We could make an infix version of this function. The main complication is that delayedAssign uses non-standard evaluation (to capture the representation of the second argument), so we need to use substitute to construct the call manually.

"%<d-%" <- function(x, value) {
  x <- substitute(x)
  if (!is.name(x)) stop("Left-hand side must be a name")

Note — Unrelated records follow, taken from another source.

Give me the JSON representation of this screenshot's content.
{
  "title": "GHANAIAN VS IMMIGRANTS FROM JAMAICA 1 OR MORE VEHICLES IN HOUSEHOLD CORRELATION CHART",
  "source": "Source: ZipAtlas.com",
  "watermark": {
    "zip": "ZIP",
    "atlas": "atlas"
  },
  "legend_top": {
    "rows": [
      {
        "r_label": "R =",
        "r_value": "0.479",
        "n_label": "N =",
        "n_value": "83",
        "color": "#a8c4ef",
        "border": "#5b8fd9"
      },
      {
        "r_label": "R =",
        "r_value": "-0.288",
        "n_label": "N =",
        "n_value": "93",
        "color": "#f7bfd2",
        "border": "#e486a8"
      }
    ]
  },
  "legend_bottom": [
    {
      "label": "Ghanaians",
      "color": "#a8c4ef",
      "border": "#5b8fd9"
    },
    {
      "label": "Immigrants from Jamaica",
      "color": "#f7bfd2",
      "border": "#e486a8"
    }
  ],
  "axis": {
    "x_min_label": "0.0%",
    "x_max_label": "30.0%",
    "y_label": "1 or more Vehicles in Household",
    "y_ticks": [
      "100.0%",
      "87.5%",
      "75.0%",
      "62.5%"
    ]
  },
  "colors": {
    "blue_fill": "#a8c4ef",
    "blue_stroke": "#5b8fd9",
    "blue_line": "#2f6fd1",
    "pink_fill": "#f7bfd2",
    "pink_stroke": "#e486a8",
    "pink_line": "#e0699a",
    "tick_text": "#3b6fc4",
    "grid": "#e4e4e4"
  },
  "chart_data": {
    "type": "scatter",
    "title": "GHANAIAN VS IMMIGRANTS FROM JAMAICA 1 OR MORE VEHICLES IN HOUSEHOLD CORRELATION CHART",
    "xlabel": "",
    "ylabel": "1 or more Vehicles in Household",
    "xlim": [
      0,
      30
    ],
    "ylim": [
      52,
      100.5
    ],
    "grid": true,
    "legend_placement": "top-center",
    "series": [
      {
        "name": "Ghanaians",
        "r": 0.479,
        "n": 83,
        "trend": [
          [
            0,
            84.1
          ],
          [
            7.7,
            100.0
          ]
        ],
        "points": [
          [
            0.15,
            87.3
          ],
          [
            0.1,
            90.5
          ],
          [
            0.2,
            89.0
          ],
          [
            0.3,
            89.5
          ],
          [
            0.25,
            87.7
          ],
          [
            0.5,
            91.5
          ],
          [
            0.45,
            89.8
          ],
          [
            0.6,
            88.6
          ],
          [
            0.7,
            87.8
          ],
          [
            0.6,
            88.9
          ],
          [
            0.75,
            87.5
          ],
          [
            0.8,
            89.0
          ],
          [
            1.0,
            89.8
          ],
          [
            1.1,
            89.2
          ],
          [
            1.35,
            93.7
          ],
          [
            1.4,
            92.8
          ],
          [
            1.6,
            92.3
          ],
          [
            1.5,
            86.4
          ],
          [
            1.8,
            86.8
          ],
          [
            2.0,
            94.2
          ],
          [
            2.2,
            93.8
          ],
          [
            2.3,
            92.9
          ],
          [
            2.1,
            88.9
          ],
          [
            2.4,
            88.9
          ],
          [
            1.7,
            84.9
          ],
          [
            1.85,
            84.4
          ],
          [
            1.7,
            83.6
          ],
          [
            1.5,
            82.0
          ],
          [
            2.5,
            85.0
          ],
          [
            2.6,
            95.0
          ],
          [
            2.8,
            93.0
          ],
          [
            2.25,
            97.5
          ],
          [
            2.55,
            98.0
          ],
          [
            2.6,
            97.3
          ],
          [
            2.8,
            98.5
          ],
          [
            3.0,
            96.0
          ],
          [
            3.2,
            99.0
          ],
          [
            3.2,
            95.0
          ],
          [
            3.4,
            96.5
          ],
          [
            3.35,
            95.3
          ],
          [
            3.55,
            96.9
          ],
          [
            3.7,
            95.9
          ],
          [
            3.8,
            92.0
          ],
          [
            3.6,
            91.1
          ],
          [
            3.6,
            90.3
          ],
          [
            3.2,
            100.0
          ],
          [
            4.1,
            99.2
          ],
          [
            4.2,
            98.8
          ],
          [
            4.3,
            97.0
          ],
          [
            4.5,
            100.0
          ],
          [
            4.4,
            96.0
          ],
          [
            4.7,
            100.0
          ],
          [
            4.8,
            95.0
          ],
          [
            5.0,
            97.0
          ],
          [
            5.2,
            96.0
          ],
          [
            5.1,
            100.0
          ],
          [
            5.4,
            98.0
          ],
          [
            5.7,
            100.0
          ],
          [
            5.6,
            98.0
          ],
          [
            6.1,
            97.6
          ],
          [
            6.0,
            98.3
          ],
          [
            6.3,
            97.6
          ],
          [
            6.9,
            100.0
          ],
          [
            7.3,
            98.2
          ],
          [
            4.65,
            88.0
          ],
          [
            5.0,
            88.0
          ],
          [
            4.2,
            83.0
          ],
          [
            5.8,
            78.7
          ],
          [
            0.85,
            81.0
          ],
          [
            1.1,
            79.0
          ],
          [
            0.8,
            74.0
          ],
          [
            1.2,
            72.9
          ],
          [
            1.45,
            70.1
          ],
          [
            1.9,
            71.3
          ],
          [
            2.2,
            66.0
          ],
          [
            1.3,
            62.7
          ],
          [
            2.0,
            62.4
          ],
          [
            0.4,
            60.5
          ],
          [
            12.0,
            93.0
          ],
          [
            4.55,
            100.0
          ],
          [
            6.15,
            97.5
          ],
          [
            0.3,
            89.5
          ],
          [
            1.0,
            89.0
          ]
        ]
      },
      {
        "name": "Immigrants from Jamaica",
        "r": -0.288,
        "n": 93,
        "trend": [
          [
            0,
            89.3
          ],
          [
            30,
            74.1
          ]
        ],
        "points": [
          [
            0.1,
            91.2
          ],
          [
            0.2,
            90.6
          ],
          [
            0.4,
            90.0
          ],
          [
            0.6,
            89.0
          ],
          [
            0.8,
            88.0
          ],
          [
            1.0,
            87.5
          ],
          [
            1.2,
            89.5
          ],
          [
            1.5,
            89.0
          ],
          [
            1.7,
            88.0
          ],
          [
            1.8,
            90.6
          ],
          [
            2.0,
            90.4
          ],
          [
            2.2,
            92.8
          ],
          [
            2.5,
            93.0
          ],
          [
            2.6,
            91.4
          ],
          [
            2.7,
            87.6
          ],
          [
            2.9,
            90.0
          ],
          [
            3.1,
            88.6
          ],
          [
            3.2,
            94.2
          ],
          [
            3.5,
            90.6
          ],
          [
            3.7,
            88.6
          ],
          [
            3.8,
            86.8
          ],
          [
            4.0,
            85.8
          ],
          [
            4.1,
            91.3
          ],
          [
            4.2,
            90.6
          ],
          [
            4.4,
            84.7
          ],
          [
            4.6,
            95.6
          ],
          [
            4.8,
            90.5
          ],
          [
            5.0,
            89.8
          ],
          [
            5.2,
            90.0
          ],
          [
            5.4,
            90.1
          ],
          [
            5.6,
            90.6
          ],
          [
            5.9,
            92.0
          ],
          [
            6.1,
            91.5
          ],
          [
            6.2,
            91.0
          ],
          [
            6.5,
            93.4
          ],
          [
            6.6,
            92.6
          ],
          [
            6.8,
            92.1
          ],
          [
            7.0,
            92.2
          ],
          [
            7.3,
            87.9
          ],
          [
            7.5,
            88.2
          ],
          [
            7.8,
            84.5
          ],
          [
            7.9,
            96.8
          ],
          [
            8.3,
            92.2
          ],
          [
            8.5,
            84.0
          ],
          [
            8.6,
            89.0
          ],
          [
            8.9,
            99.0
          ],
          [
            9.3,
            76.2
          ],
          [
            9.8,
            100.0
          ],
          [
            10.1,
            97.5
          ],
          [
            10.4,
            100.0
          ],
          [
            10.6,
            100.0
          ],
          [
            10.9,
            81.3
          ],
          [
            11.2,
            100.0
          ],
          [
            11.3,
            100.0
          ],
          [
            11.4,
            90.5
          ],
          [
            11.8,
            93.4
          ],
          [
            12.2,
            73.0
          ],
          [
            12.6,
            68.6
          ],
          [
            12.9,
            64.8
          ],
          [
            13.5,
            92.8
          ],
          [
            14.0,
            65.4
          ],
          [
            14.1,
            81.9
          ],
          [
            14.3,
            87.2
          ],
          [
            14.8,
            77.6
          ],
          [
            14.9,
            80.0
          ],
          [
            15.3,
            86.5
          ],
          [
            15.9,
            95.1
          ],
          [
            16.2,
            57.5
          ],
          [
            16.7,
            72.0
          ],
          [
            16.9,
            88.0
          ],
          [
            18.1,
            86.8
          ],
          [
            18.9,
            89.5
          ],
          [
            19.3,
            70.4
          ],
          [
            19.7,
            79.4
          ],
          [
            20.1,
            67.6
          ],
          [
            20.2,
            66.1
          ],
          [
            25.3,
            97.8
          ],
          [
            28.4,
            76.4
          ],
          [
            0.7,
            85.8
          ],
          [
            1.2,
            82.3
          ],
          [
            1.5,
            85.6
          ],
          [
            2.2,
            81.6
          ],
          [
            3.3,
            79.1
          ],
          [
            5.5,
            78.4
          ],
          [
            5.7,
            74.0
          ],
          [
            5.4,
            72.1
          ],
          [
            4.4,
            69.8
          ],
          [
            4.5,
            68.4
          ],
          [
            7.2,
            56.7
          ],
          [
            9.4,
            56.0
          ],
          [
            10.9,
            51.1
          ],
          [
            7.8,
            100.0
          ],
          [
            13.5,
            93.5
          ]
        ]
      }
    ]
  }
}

  value <- substitute(value)

  env <- parent.frame()
  eval(substitute(delayedAssign(deparse(x), value, 
    eval.env = env, assign.env = env), list(value = value)))
}

a %<d-% 1
a
b %<d-% {Sys.sleep(1); 1}
b

One application of delayedAssign is autoload, a wrapper for functions or data in a package that makes R behave as if the package is loaded, but it doesn't actually load it (i.e. do any work) until you call one of the functions. This is the way that data sets in most packages work - you can call (e.g.) diamonds after library(ggplot2) and it just works, but it isn't loaded into memory unless you actually use it.

Repeated evaluation

makeActiveBinding allows you to create names that look like variables, but act like zero-argument functions. Every time you access the object a function is run. This lets you do crazy things like:

makeActiveBinding("x", function(...) rnorm(1), globalenv())
x
# [1] 0.4754442
x
# [1] -1.659971
x
# [1] -1.040291

We could also make an infix version of this function:

"%<a-%" <- function(x, value) {
  x <- substitute(x)
  if (!is.name(x)) stop("Left-hand side must be a name")

  value <- substitute(value)
  env <- parent.frame()
  f <- make_function(list(), value, env)

  makeActiveBinding(deparse(x), f, env)
}

x %<a-% runif(1)
x
x

Explicit scoping with local

Sometimes it's useful to be able to create a new scope without embedding inside a function. The local function allows you to do exactly that - it can be useful if you need some temporary variables to make an operation easier to understand, but want to throw them away afterwards:

df <- local({
  x <- 1:10
  y <- runif(10)
  data.frame(x = x, y = y)
})

local has relatively limited uses (typically because most of the time scoping is best accomplished using R's regular function based rules) be particularly useful in conjunction with <<-. You can use this if you want to make a private variable that's shared between two functions:

get <- NULL
set <- NULL
local({
  a <- 1
  get <<- function() a
  set <<- function(value) a <<- value
})
get()
set(10)
a
get()

If you have read computing-on-the-language, you should be able to make sense of the source code of local:

local <- function (expr, envir = new.env()) {
  eval.parent(substitute(eval(quote(expr), envir)))  
}
eval.parent <- function (expr, n = 1) {
  p <- parent.frame(n + 1)
  eval(expr, p)
}